The Supreme Court recently released its opinion on the federal government’s proposed Securities Act, deciding that the proposal is not a valid exercise of federal power under the general branch of the trade and commerce power (see Reference re Securities Act, 2011 SCC 66). Rather than rejecting the idea of a national securities regulator per se, the Court’s opinion seems to lay the groundwork for a cooperative solution to securities regulation, leaving room for both provincial and federal regulation in this field.

Cooperative Federalism: An Introduction

Cooperative federalism is the Court’s response to the apparent conflict between the federal power over trade and commerce, and the provincial power under property and civil rights. The Court’s analysis would leave the day-to-day regulation of the securities industry in the hands of the provinces (paras 112, 116), while the regulation of matters genuinely national in scope and qualitatively distinct from those falling under property and civil rights fall to the federal government (para 70). Under this distinction, the Court said the regulation of brokers or investment advisors would seem to fall to the provinces (para 112), while the control of systemic risk and nationwide data collection would be candidates for federal jurisdiction (para 102).

This framework is the answer to those who would say that accepting the federal proposal would wholly eviscerate provincial jurisdiction over property and civil rights. The fear, articulated during oral argument by LeBel J, was that the proposal would upset our federalist structure by leading us towards a unitary state in respect of economic matters. Instead of evisceration, the Court’s opinion protects provincial scope for regulation, but does so without invoking the unwieldy interjurisdictional immunity doctrine.

The re-emphasis of the “qualitatively distinct” requirement (see AG (Canada) v Canadian National Transportation, [1983] 2 SCR 206, 267) prevents the federal government from invading fields that the provinces have traditionally regulated. Much was said during argument about there being no such thing as “constitutional squatter’s rights” in division of powers cases, but it is hard to escape the conclusion that this requirement creates a sort of presumption in favour of provincial jurisdiction.


The decision sends a message to the federal government that if it wants to create a national securities regulator, it cannot run roughshod over provincial jurisdiction. It is commendable as a means of forcing the parties back to the negotiating table to come up with a new solution to the problem. But for those interested in what a constitutionally valid national securities regulator might look like, the Court’s opinion does not go very far. Outside of the areas of securities law referred to above, the Court was silent on what other aspects of the securities markets would fall to the provinces or federal government. Prospectus requirements, continuous disclosure obligations, and takeover rules are some crucial subsets of securities law that the Court failed to address.

Of course, the Court did explicitly say that it was not going to outline the contours of an alternative scheme for a national securities regulator (para 132). I don’t want to say that we should throw out the Court’s roadmap for cooperative federalism in securities regulation simply because some of the borders between provincial and federal jurisdiction will be hard to draw. I only mean to emphasize that these borders will be difficult to draw. The ease with which the Supreme Court states the distinctions belies the intensity of the prospective disagreements in this regard.

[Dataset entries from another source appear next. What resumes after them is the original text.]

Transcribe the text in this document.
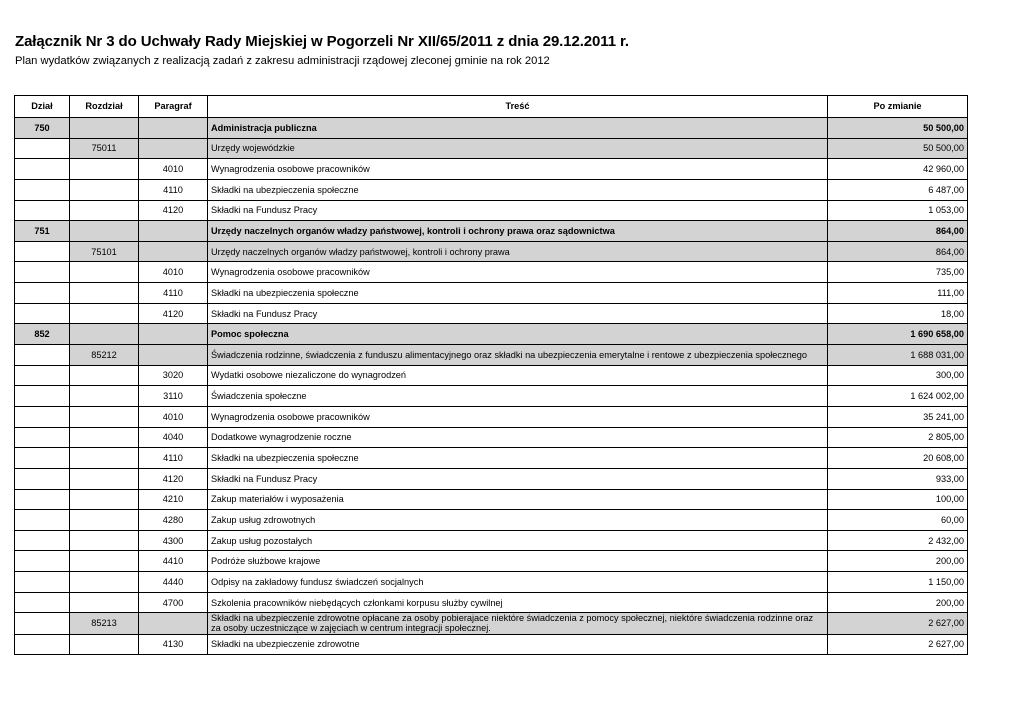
Załącznik Nr 3 do Uchwały Rady Miejskiej w Pogorzeli Nr XII/65/2011 z dnia 29.12.2011 r.
Plan wydatków związanych z realizacją zadań z zakresu administracji rządowej zleconej gminie na rok 2012
Dział	Rozdział	Paragraf	Treść	Po zmianie
750			Administracja publiczna	50 500,00
	75011		Urzędy wojewódzkie	50 500,00
		4010	Wynagrodzenia osobowe pracowników	42 960,00
		4110	Składki na ubezpieczenia społeczne	6 487,00
		4120	Składki na Fundusz Pracy	1 053,00
751			Urzędy naczelnych organów władzy państwowej, kontroli i ochrony prawa oraz sądownictwa	864,00
	75101		Urzędy naczelnych organów władzy państwowej, kontroli i ochrony prawa	864,00
		4010	Wynagrodzenia osobowe pracowników	735,00
		4110	Składki na ubezpieczenia społeczne	111,00
		4120	Składki na Fundusz Pracy	18,00
852			Pomoc społeczna	1 690 658,00
	85212		Świadczenia rodzinne, świadczenia z funduszu alimentacyjnego oraz składki na ubezpieczenia emerytalne i rentowe z ubezpieczenia społecznego	1 688 031,00
		3020	Wydatki osobowe niezaliczone do wynagrodzeń	300,00
		3110	Świadczenia społeczne	1 624 002,00
		4010	Wynagrodzenia osobowe pracowników	35 241,00
		4040	Dodatkowe wynagrodzenie roczne	2 805,00
		4110	Składki na ubezpieczenia społeczne	20 608,00
		4120	Składki na Fundusz Pracy	933,00
		4210	Zakup materiałów i wyposażenia	100,00
		4280	Zakup usług zdrowotnych	60,00
		4300	Zakup usług pozostałych	2 432,00
		4410	Podróże służbowe krajowe	200,00
		4440	Odpisy na zakładowy fundusz świadczeń socjalnych	1 150,00
		4700	Szkolenia pracowników niebędących członkami korpusu służby cywilnej	200,00
	85213		Składki na ubezpieczenie zdrowotne opłacane za osoby pobierajace niektóre świadczenia z pomocy społecznej, niektóre świadczenia rodzinne oraz za osoby uczestniczące w zajęciach w centrum integracji społecznej.	2 627,00
		4130	Składki na ubezpieczenie zdrowotne	2 627,00
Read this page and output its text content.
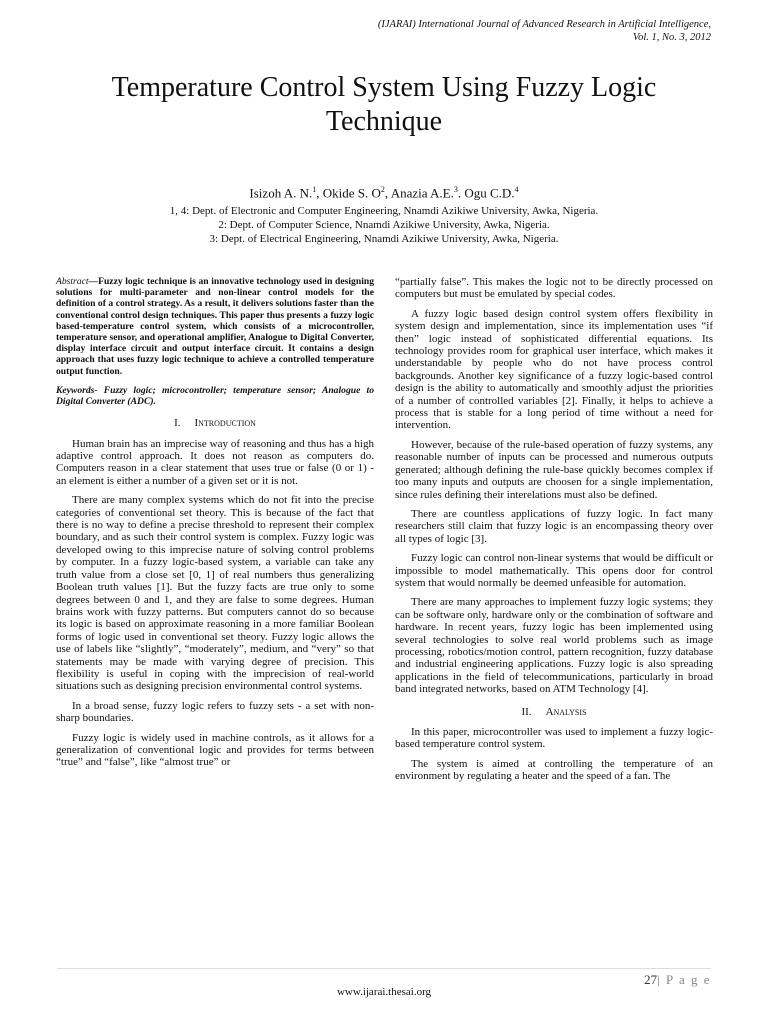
(IJARAI) International Journal of Advanced Research in Artificial Intelligence,
Vol. 1, No. 3, 2012
Temperature Control System Using Fuzzy Logic
Technique
Isizoh A. N.$^1$, Okide S. $O^2$, Anazia A.E.$^3$. Ogu C.D.$^4$
1, 4: Dept. of Electronic and Computer Engineering, Nnamdi Azikiwe University, Awka, Nigeria.
2: Dept. of Computer Science, Nnamdi Azikiwe University, Awka, Nigeria.
3: Dept. of Electrical Engineering, Nnamdi Azikiwe University, Awka, Nigeria.

Abstract—Fuzzy logic technique is an innovative technology used in designing solutions for multi-parameter and non-linear control models for the definition of a control strategy. As a result, it delivers solutions faster than the conventional control design techniques. This paper thus presents a fuzzy logic based-temperature control system, which consists of a microcontroller, temperature sensor, and operational amplifier, Analogue to Digital Converter, display interface circuit and output interface circuit. It contains a design approach that uses fuzzy logic technique to achieve a controlled temperature output function.

Keywords- Fuzzy logic; microcontroller; temperature sensor; Analogue to Digital Converter (ADC).

I. Introduction

Human brain has an imprecise way of reasoning and thus has a high adaptive control approach. It does not reason as computers do. Computers reason in a clear statement that uses true or false (0 or 1) - an element is either a number of a given set or it is not.

There are many complex systems which do not fit into the precise categories of conventional set theory. This is because of the fact that there is no way to define a precise threshold to represent their complex boundary, and as such their control system is complex. Fuzzy logic was developed owing to this imprecise nature of solving control problems by computer. In a fuzzy logic-based system, a variable can take any truth value from a close set [0, 1] of real numbers thus generalizing Boolean truth values [1]. But the fuzzy facts are true only to some degrees between 0 and 1, and they are false to some degrees. Human brains work with fuzzy patterns. But computers cannot do so because its logic is based on approximate reasoning in a more familiar Boolean forms of logic used in conventional set theory. Fuzzy logic allows the use of labels like “slightly”, “moderately”, medium, and “very” so that statements may be made with varying degree of precision. This flexibility is useful in coping with the imprecision of real-world situations such as designing precision environmental control systems.

In a broad sense, fuzzy logic refers to fuzzy sets - a set with non-sharp boundaries.

Fuzzy logic is widely used in machine controls, as it allows for a generalization of conventional logic and provides for terms between “true” and “false”, like “almost true” or

“partially false”. This makes the logic not to be directly processed on computers but must be emulated by special codes.

A fuzzy logic based design control system offers flexibility in system design and implementation, since its implementation uses “if then” logic instead of sophisticated differential equations. Its technology provides room for graphical user interface, which makes it understandable by people who do not have process control backgrounds. Another key significance of a fuzzy logic-based control design is the ability to automatically and smoothly adjust the priorities of a number of controlled variables [2]. Finally, it helps to achieve a process that is stable for a long period of time without a need for intervention.

However, because of the rule-based operation of fuzzy systems, any reasonable number of inputs can be processed and numerous outputs generated; although defining the rule-base quickly becomes complex if too many inputs and outputs are choosen for a single implementation, since rules defining their interelations must also be defined.

There are countless applications of fuzzy logic. In fact many researchers still claim that fuzzy logic is an encompassing theory over all types of logic [3].

Fuzzy logic can control non-linear systems that would be difficult or impossible to model mathematically. This opens door for control system that would normally be deemed unfeasible for automation.

There are many approaches to implement fuzzy logic systems; they can be software only, hardware only or the combination of software and hardware. In recent years, fuzzy logic has been implemented using several technologies to solve real world problems such as image processing, robotics/motion control, pattern recognition, fuzzy database and industrial engineering applications. Fuzzy logic is also spreading applications in the field of telecommunications, particularly in broad band integrated networks, based on ATM Technology [4].

II. Analysis

In this paper, microcontroller was used to implement a fuzzy logic-based temperature control system.

The system is aimed at controlling the temperature of an environment by regulating a heater and the speed of a fan. The

27| P a g e
www.ijarai.thesai.org
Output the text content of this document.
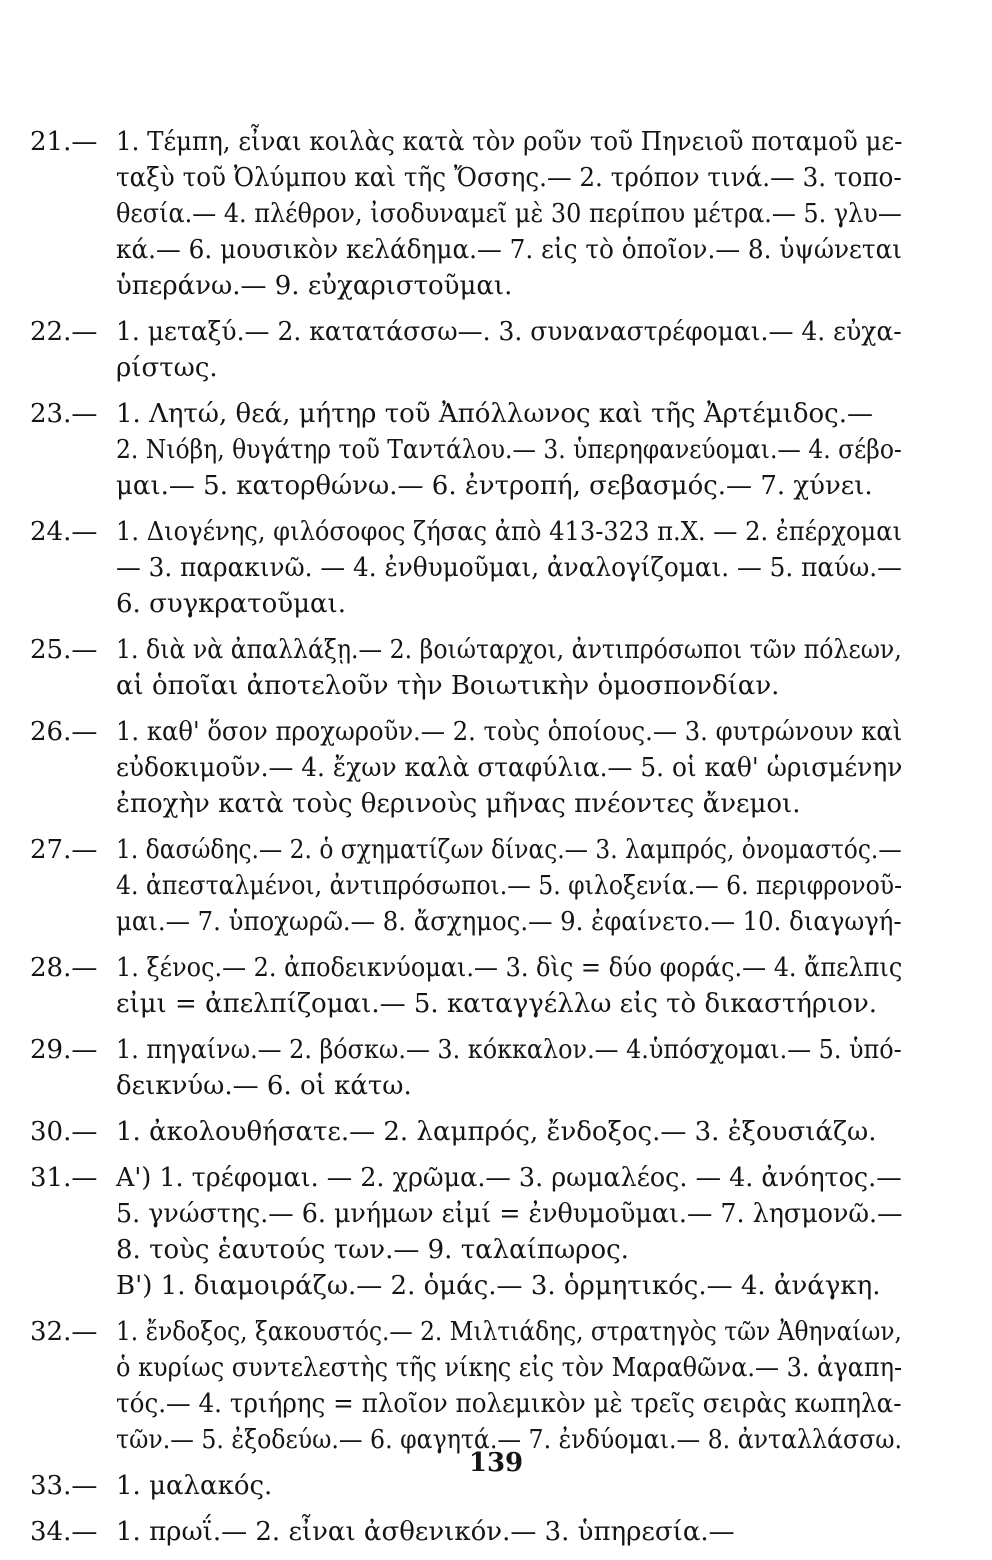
21.— 1. Τέμπη, εἶναι κοιλὰς κατὰ τὸν ροῦν τοῦ Πηνειοῦ ποταμοῦ με-
ταξὺ τοῦ Ὀλύμπου καὶ τῆς Ὄσσης.— 2. τρόπον τινά.— 3. τοπο-
θεσία.— 4. πλέθρον, ἰσοδυναμεῖ μὲ 30 περίπου μέτρα.— 5. γλυ—
κά.— 6. μουσικὸν κελάδημα.— 7. εἰς τὸ ὁποῖον.— 8. ὑψώνεται
ὑπεράνω.— 9. εὐχαριστοῦμαι.
22.— 1. μεταξύ.— 2. κατατάσσω—. 3. συναναστρέφομαι.— 4. εὐχα-
ρίστως.
23.— 1. Λητώ, θεά, μήτηρ τοῦ Ἀπόλλωνος καὶ τῆς Ἀρτέμιδος.—
2. Νιόβη, θυγάτηρ τοῦ Ταντάλου.— 3. ὑπερηφανεύομαι.— 4. σέβο-
μαι.— 5. κατορθώνω.— 6. ἐντροπή, σεβασμός.— 7. χύνει.
24.— 1. Διογένης, φιλόσοφος ζήσας ἀπὸ 413-323 π.Χ. — 2. ἐπέρχομαι
— 3. παρακινῶ. — 4. ἐνθυμοῦμαι, ἀναλογίζομαι. — 5. παύω.—
6. συγκρατοῦμαι.
25.— 1. διὰ νὰ ἀπαλλάξῃ.— 2. βοιώταρχοι, ἀντιπρόσωποι τῶν πόλεων,
αἱ ὁποῖαι ἀποτελοῦν τὴν Βοιωτικὴν ὁμοσπονδίαν.
26.— 1. καθ' ὅσον προχωροῦν.— 2. τοὺς ὁποίους.— 3. φυτρώνουν καὶ
εὐδοκιμοῦν.— 4. ἔχων καλὰ σταφύλια.— 5. οἱ καθ' ὡρισμένην
ἐποχὴν κατὰ τοὺς θερινοὺς μῆνας πνέοντες ἄνεμοι.
27.— 1. δασώδης.— 2. ὁ σχηματίζων δίνας.— 3. λαμπρός, ὀνομαστός.—
4. ἀπεσταλμένοι, ἀντιπρόσωποι.— 5. φιλοξενία.— 6. περιφρονοῦ-
μαι.— 7. ὑποχωρῶ.— 8. ἄσχημος.— 9. ἐφαίνετο.— 10. διαγωγή-
28.— 1. ξένος.— 2. ἀποδεικνύομαι.— 3. δὶς = δύο φοράς.— 4. ἄπελπις
εἰμι = ἀπελπίζομαι.— 5. καταγγέλλω εἰς τὸ δικαστήριον.
29.— 1. πηγαίνω.— 2. βόσκω.— 3. κόκκαλον.— 4.ὑπόσχομαι.— 5. ὑπό-
δεικνύω.— 6. οἱ κάτω.
30.— 1. ἀκολουθήσατε.— 2. λαμπρός, ἔνδοξος.— 3. ἐξουσιάζω.
31.— Α') 1. τρέφομαι. — 2. χρῶμα.— 3. ρωμαλέος. — 4. ἀνόητος.—
5. γνώστης.— 6. μνήμων εἰμί = ἐνθυμοῦμαι.— 7. λησμονῶ.—
8. τοὺς ἑαυτούς των.— 9. ταλαίπωρος.
Β') 1. διαμοιράζω.— 2. ὁμάς.— 3. ὁρμητικός.— 4. ἀνάγκη.
32.— 1. ἔνδοξος, ξακουστός.— 2. Μιλτιάδης, στρατηγὸς τῶν Ἀθηναίων,
ὁ κυρίως συντελεστὴς τῆς νίκης εἰς τὸν Μαραθῶνα.— 3. ἀγαπη-
τός.— 4. τριήρης = πλοῖον πολεμικὸν μὲ τρεῖς σειρὰς κωπηλα-
τῶν.— 5. ἐξοδεύω.— 6. φαγητά.— 7. ἐνδύομαι.— 8. ἀνταλλάσσω.
33.— 1. μαλακός.
34.— 1. πρωΐ.— 2. εἶναι ἀσθενικόν.— 3. ὑπηρεσία.—
139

It is difficult to isolate the aspects of securities regulation that engage the kinds of systemic risks that would allow for valid federal regulation. I believe each of these fields may have aspects that engage day-to-day concerns, and others that engage systemic risks, perhaps justifying both federal and provincial regulation over different aspects of securities law.

Thus, what started out as a project to simplify the regulation of securities in Canada would only add one more regulator – a national one – to the mix. This would only serve to complicate securities regulation, and perhaps without adding much benefit in terms of quality of protection for the market and investors. The federal government must seriously question whether adding a national securities regulator, under the new regime of cooperative federalism, will further the interests of investors and the capital markets or simply attach additional burdens of compliance to an already onerous process.